1 Date of opening of the Buyback Offer Period - Wednesday, March 7, 2018

2 Date of closing of the Buyback Offer Period - Tuesday, March 20, 2018

What is the business that unichem holds after selling its branded biz to torrent?I too agree with you .The company has market cap of 1800 crore and has received 2500 crore in the dec quarter.I think some more amount is due from torrent.

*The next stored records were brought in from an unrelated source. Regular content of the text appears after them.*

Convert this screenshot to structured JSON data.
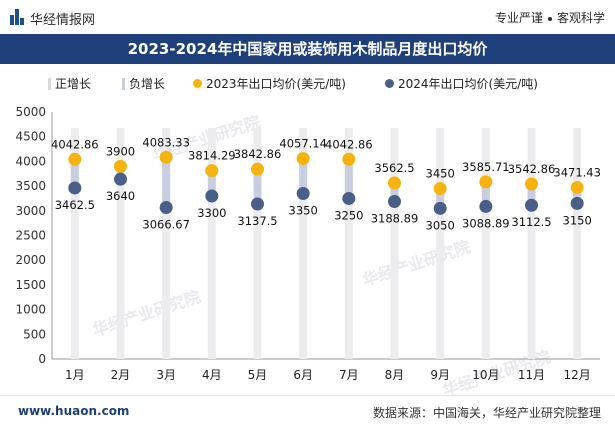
{
  "header": {
    "brand": "华经情报网",
    "tagline_left": "专业严谨",
    "tagline_right": "客观科学"
  },
  "watermarks": [
    "华经产业研究院",
    "华经产业研究院",
    "华经产业研究院",
    "华经产业研究院"
  ],
  "footer": {
    "url": "www.huaon.com",
    "source": "数据来源：中国海关，华经产业研究院整理"
  },
  "colors": {
    "title_bg": "#1f3f7a",
    "series2023": "#f6b30f",
    "series2024": "#4a5e8a",
    "up": "#d9d9d9",
    "down": "#c8cde0"
  },
  "chart_data": {
    "type": "dot-range",
    "title": "2023-2024年中国家用或装饰用木制品月度出口均价",
    "categories": [
      "1月",
      "2月",
      "3月",
      "4月",
      "5月",
      "6月",
      "7月",
      "8月",
      "9月",
      "10月",
      "11月",
      "12月"
    ],
    "ylim": [
      0,
      5000
    ],
    "yticks": [
      0,
      500,
      1000,
      1500,
      2000,
      2500,
      3000,
      3500,
      4000,
      4500,
      5000
    ],
    "legend": [
      "正增长",
      "负增长",
      "2023年出口均价(美元/吨)",
      "2024年出口均价(美元/吨)"
    ],
    "series": [
      {
        "name": "2023年出口均价(美元/吨)",
        "values": [
          4042.86,
          3900,
          4083.33,
          3814.29,
          3842.86,
          4057.14,
          4042.86,
          3562.5,
          3450,
          3585.71,
          3542.86,
          3471.43
        ]
      },
      {
        "name": "2024年出口均价(美元/吨)",
        "values": [
          3462.5,
          3640,
          3066.67,
          3300,
          3137.5,
          3350,
          3250,
          3188.89,
          3050,
          3088.89,
          3112.5,
          3150
        ]
      }
    ]
  }
}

Unichem has exports to US, EU and emerging markets. Both Formulations and API. They also have API sales in India left behind post sale to Torrent. Yet again, MCap of the company is lower than the book value. :slight_smile:

Do you have the latest book value after sale. I think most of the online stock trackers would not be showing the correct number.

Unichem at 200 and dollar at 74, export business expectations and P/E is less than 1? Is there a mispricing?

PE is not correct since the domestic business was sold to Torrent Pharma. But yes at these levels its very attractive. The book value per share as on March 31, 2018 itself was Rs. 392.63.

https://www.icra.in/Rationale/ShowRationaleReport/?Id=73291

Decent improvements in Q4, rev +36% and declared 4rs dividend.

Disc: Invested

Hiteshji,

What is your view on Unichem…After the sales, at current market price the cash in the balance sheet covers most part of the market capitalisation… no debt … plus running business

Any reason for such low valuation? What is your outlook? Is it worth investment?